“Consequences of coronavirus are taking a huge toll on the mental health,” said the United Nations High Commissioner for Refugees (UNHCR)
In a warning issued recently, the UNHCR said, “COVID-19 is not just a physical health crisis but it is now also triggering a mental health crisis.”
“The worst affected are mainly the refugees, displaced and stateless people,” it added.
“Many refugees and internally displaced people are remarkably resilient,” a UNHCR statement said.
“They are able to move forward despite having experienced violence or persecution first-hand,” it added.
“Their capacities to cope are now being stretched to the limit,” it added.
Adding further the statement added that the UNHCR has been receiving reports of increasing mental health issues and needs among those displaced.
“Fear of infection, confinement and isolation measures, stigma, discrimination, loss of livelihoods and uncertainty about the future are all contributing factors,” it added.
“For many refugees, the loss of daily wages and livelihoods is resulting in psychosocial hardship,” the UNHCR further said
“Extremely concerning is that some are now reporting self-harm owing to these pressures,” it added.
For refugees who had also sought psychosocial support through community interaction, social gatherings or the observance of religious rituals, physical distancing measures and mobility restrictions also affect their ability to cope with emotional distress.
While the consequences of the pandemic are inducing or aggravating pre-existing mental health conditions, measures to curb the spread of the virus are also impacting the availability of assistance.
Providing mental health support and care becomes more difficult during lock-down and restricted travel, staffing levels may be reduced, refugees are often unable to travel to reach care and many face-to-face group-based activities have been cancelled.
“Around 84 per cent of the world’s refugees are hosted in developing regions,” the UNHCR statement added.

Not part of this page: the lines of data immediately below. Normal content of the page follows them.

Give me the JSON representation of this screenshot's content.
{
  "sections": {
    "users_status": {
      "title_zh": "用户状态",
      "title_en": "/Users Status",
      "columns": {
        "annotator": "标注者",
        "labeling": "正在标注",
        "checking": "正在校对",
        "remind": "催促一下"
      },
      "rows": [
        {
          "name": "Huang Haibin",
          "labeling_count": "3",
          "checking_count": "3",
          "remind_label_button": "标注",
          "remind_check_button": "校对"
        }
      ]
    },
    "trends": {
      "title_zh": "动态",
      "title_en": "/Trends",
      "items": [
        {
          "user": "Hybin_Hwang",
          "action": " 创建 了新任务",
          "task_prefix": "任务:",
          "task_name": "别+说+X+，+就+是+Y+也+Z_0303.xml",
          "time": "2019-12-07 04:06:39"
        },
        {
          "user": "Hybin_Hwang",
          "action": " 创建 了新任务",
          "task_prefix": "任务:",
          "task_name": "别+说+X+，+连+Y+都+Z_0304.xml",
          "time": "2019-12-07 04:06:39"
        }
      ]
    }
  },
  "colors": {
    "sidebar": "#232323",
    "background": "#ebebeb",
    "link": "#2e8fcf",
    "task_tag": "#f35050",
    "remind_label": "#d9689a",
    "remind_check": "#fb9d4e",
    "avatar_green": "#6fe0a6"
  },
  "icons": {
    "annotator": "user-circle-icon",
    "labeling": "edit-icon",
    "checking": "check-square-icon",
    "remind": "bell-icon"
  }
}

“Their access to quality mental health care was already very limited even before the pandemic,” it further stated.
“Now at this devastating juncture, with coronavirus causing great physical and mental affliction, the need to invest in continued health services, including mental health, and ensuring their accessibility to all is as evident and critical as ever,” it said.
The statement further said that UNHCR has stepped up efforts to try and ensure the continuity of mental health and psychosocial support services for refugees.
“Some mental health services are now being provided remotely, including through multi-lingual telephone hotlines or over the internet through online sessions,” the statement said.
“For those with severe and complex mental health conditions, care is being ensured through remote or direct support delivered in safe ways, including through home visits,” it added.
Provisions are also made to ensure that people who need medication can continue treatment during the lockdown, it said.
UNHCR is also working where possible to scale up the mental health support capacity of its pre-existing community-based protection networks and training primary healthcare workers, camp management personnel, community outreach volunteers and telephone hotline staff in Psychological First Aid.
In some locations, community volunteers already mobilized in COVID-19 prevention and response efforts are also conducting outreach to refugees and internally displaced people on mental health awareness and on coping with distress.